Céspedes gave a passionate address, declared the independence of Cuba, and pledged to end slavery. He first liberated his own slaves and invited them to fight alongside him against Spanish colonial forces, initiating the Ten Years' War in Cuba. During the ceremony, Céspedes announced himself as Captain General and outlined the political aims of the revolution.

Céspedes said:

"We will march to the banks of the Almendares, whose clear waters will quench the thirst of our steeds, ready to tread with their hooves the last corner where the Iberian is hidden'. Set ranks!"

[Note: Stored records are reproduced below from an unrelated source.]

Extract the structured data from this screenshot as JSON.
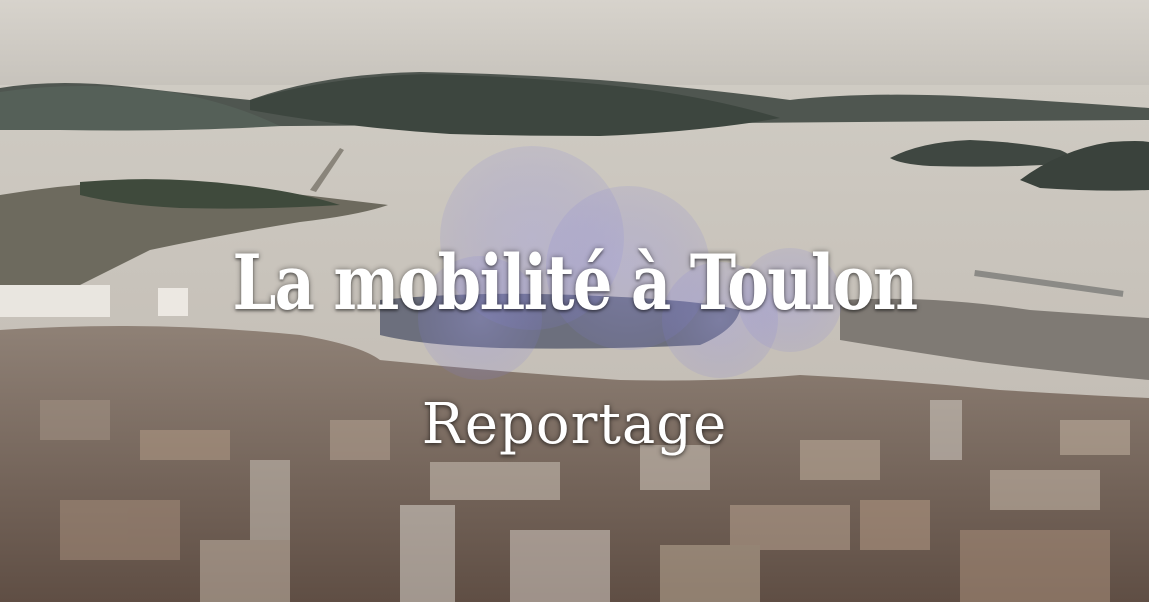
{
  "video": {
    "title": "La mobilité à Toulon",
    "subtitle": "Reportage"
  }
}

The rest of the day, the camped insurgents were kept busy making cartridges for the fifty or sixty shotguns that they possessed as the only firearms and distributing those weapons, because everyone wanted one. They also occupied themselves receiving men into the army, arriving from the nearby fields. Notably, the first man to join the Army that day was an Afro-Cuban freed man named José de Jesús Pérez, followed by a mixed group of volunteers including artisans, laborers, and planters.

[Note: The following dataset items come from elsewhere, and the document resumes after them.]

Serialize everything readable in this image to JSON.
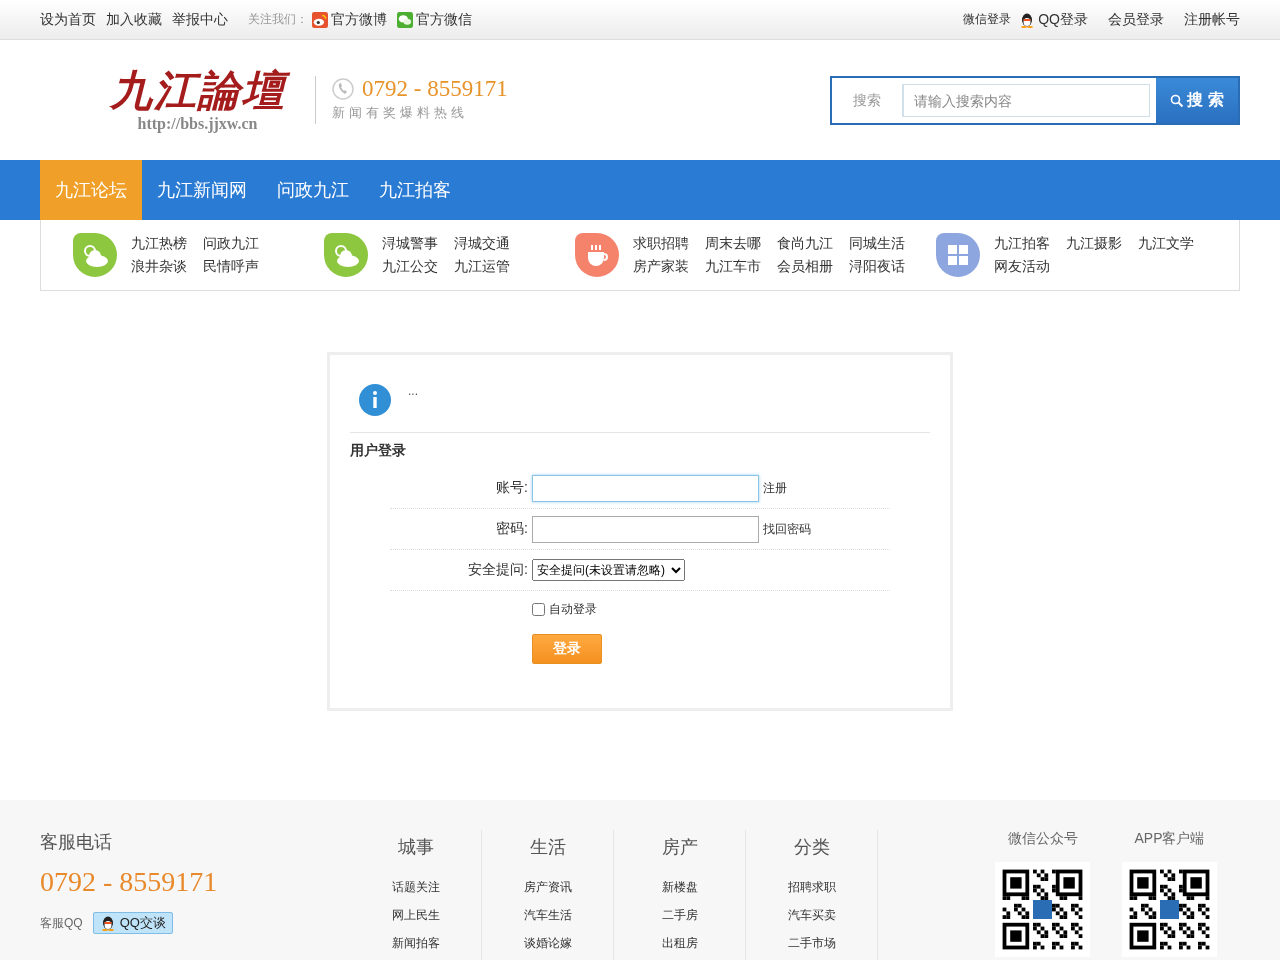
{
  "topbar": {
    "left_links": [
      "设为首页",
      "加入收藏",
      "举报中心"
    ],
    "follow_label": "关注我们：",
    "social": [
      {
        "label": "官方微博",
        "kind": "weibo"
      },
      {
        "label": "官方微信",
        "kind": "wechat"
      }
    ],
    "right_links": [
      {
        "label": "微信登录",
        "kind": "small"
      },
      {
        "label": "QQ登录",
        "kind": "qq"
      },
      {
        "label": "会员登录",
        "kind": "plain"
      },
      {
        "label": "注册帐号",
        "kind": "plain"
      }
    ]
  },
  "header": {
    "logo": {
      "title": "九江論壇",
      "url": "http://bbs.jjxw.cn"
    },
    "hotline": {
      "phone": "0792 - 8559171",
      "caption": "新闻有奖爆料热线"
    },
    "search": {
      "scope": "搜索",
      "placeholder": "请输入搜索内容",
      "button": "搜 索"
    }
  },
  "nav": [
    {
      "label": "九江论坛",
      "selected": true
    },
    {
      "label": "九江新闻网",
      "selected": false
    },
    {
      "label": "问政九江",
      "selected": false
    },
    {
      "label": "九江拍客",
      "selected": false
    }
  ],
  "subnav": [
    {
      "kind": "weather",
      "color": "#8dc63f",
      "links": [
        "九江热榜",
        "问政九江",
        "浪井杂谈",
        "民情呼声"
      ]
    },
    {
      "kind": "weather",
      "color": "#8dc63f",
      "links": [
        "浔城警事",
        "浔城交通",
        "九江公交",
        "九江运管"
      ]
    },
    {
      "kind": "cup",
      "color": "#f5836b",
      "links": [
        "求职招聘",
        "周末去哪",
        "食尚九江",
        "同城生活",
        "房产家装",
        "九江车市",
        "会员相册",
        "浔阳夜话"
      ]
    },
    {
      "kind": "grid",
      "color": "#8ea6e0",
      "links": [
        "九江拍客",
        "九江摄影",
        "九江文学",
        "网友活动"
      ]
    }
  ],
  "notice": {
    "message": "..."
  },
  "login": {
    "title": "用户登录",
    "fields": [
      {
        "label": "账号:",
        "kind": "text",
        "focused": true,
        "link": "注册"
      },
      {
        "label": "密码:",
        "kind": "password",
        "focused": false,
        "link": "找回密码"
      },
      {
        "label": "安全提问:",
        "kind": "select",
        "value": "安全提问(未设置请忽略)"
      }
    ],
    "auto_login": {
      "label": "自动登录",
      "checked": false
    },
    "submit": "登录"
  },
  "footer": {
    "service": {
      "title": "客服电话",
      "phone": "0792 - 8559171",
      "qq_label": "客服QQ",
      "qq_button": "QQ交谈"
    },
    "columns": [
      {
        "title": "城事",
        "links": [
          "话题关注",
          "网上民生",
          "新闻拍客"
        ]
      },
      {
        "title": "生活",
        "links": [
          "房产资讯",
          "汽车生活",
          "谈婚论嫁"
        ]
      },
      {
        "title": "房产",
        "links": [
          "新楼盘",
          "二手房",
          "出租房"
        ]
      },
      {
        "title": "分类",
        "links": [
          "招聘求职",
          "汽车买卖",
          "二手市场"
        ]
      }
    ],
    "qr_codes": [
      {
        "title": "微信公众号"
      },
      {
        "title": "APP客户端"
      }
    ]
  }
}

That night, at around 10 or 11 o'clock, the rebels began their march toward the town of Yara, passing through the town of El Congo. After a brief rest and provisioning stop at the San Francisco mill, they resumed their march.

==The Battle==
The Cuban insurrectionists remained at Demajagua, leaving the next day at dawn on October 11, 1868, with intentions to attack and occupy the nearby town of Yara. However, Spanish forces had already arrived. A sudden firefight erupted in Yara's central plaza between the poorly equipped insurgents and the regular Spanish troops. A total of 147 men armed themselves with 45 fowling pieces, 4 rifles, and several pistols and machetes.

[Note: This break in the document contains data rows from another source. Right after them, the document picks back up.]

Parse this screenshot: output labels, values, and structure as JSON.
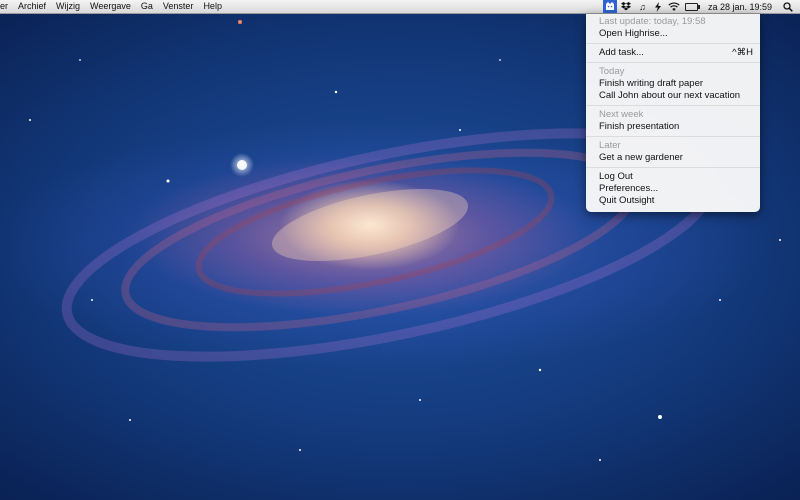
{
  "menubar": {
    "items": [
      "er",
      "Archief",
      "Wijzig",
      "Weergave",
      "Ga",
      "Venster",
      "Help"
    ],
    "status_icons": [
      "outsight-icon",
      "dropbox-icon",
      "music-icon",
      "bolt-icon",
      "wifi-icon",
      "battery-icon"
    ],
    "clock": "za 28 jan.  19:59",
    "spotlight_icon": "search-icon"
  },
  "dropdown": {
    "last_update": "Last update: today, 19:58",
    "open_highrise": "Open Highrise...",
    "add_task": "Add task...",
    "add_task_shortcut": "^⌘H",
    "today_header": "Today",
    "today_tasks": [
      "Finish writing draft paper",
      "Call John about our next vacation"
    ],
    "next_week_header": "Next week",
    "next_week_tasks": [
      "Finish presentation"
    ],
    "later_header": "Later",
    "later_tasks": [
      "Get a new gardener"
    ],
    "log_out": "Log Out",
    "preferences": "Preferences...",
    "quit": "Quit Outsight"
  },
  "colors": {
    "menu_highlight": "#2f63d3",
    "muted_text": "#9a9a9a"
  }
}
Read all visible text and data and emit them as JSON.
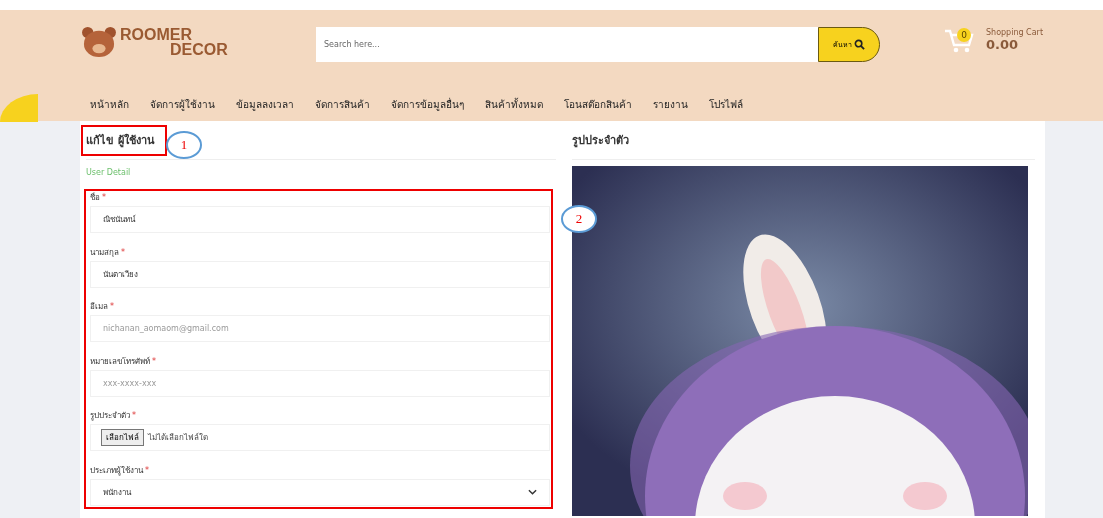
{
  "logo": {
    "line_1": "ROOMER",
    "line_2": "DECOR"
  },
  "search": {
    "placeholder": "Search here...",
    "button": "ค้นหา"
  },
  "cart": {
    "count": "0",
    "label": "Shopping Cart",
    "total": "0.00"
  },
  "nav": [
    "หน้าหลัก",
    "จัดการผู้ใช้งาน",
    "ข้อมูลลงเวลา",
    "จัดการสินค้า",
    "จัดการข้อมูลอื่นๆ",
    "สินค้าทั้งหมด",
    "โอนสต๊อกสินค้า",
    "รายงาน",
    "โปรไฟล์"
  ],
  "form": {
    "title": "แก้ไข ผู้ใช้งาน",
    "subtitle": "User Detail",
    "required_mark": "*",
    "fields": [
      {
        "kind": "text",
        "label": "ชื่อ",
        "required": true,
        "value": "ณิชนันทน์"
      },
      {
        "kind": "text",
        "label": "นามสกุล",
        "required": true,
        "value": "นันตาเวียง"
      },
      {
        "kind": "text",
        "label": "อีเมล",
        "required": true,
        "placeholder": "nichanan_aomaom@gmail.com"
      },
      {
        "kind": "text",
        "label": "หมายเลขโทรศัพท์",
        "required": true,
        "placeholder": "xxx-xxxx-xxx"
      },
      {
        "kind": "file",
        "label": "รูปประจำตัว",
        "required": true,
        "button": "เลือกไฟล์",
        "status": "ไม่ได้เลือกไฟล์ใด"
      },
      {
        "kind": "select",
        "label": "ประเภทผู้ใช้งาน",
        "required": true,
        "value": "พนักงาน"
      }
    ]
  },
  "photo_panel": {
    "title": "รูปประจำตัว",
    "kind": "picture"
  },
  "annotations": [
    "1",
    "2"
  ]
}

The Spanish garrison at Yara, situated between the cities of Manzanillo and Bayamo, fell to Céspedes in his first successful military encounter. The confrontation was brief but disastrous for the rebels. Due to rain and lack of cartridge cases, their ammunition was ruined. Most firearms failed to discharge, leading to a swift Spanish counterattack and a dispersal of Céspedes’ forces. Only about a dozen rebels, including Céspedes, held their ground briefly before retreating. Among the casualties was Fernando Guardia, remembered as the first Cuban to die in combat for independence.

Despite the initial failure, Céspedes famously declared, “There are still twelve men left; they are enough to achieve the independence of Cuba.”

==Aftermath==
By October 12, Céspedes and his commanders began regrouping scattered forces. With the help of Dominican military leader Luis Marcano, the insurgents formed a more organized resistance. By that evening, around 800 men had reassembled, reigniting the war effort. The news of the uprising at Yara inspired many to join the cause, leading to the eventual formation of the Cuban Liberation Army.

Cuba Independence Day is observed every year on October 10th as a national holiday and the anniversary of the beginning of the first Cuban War of Independence.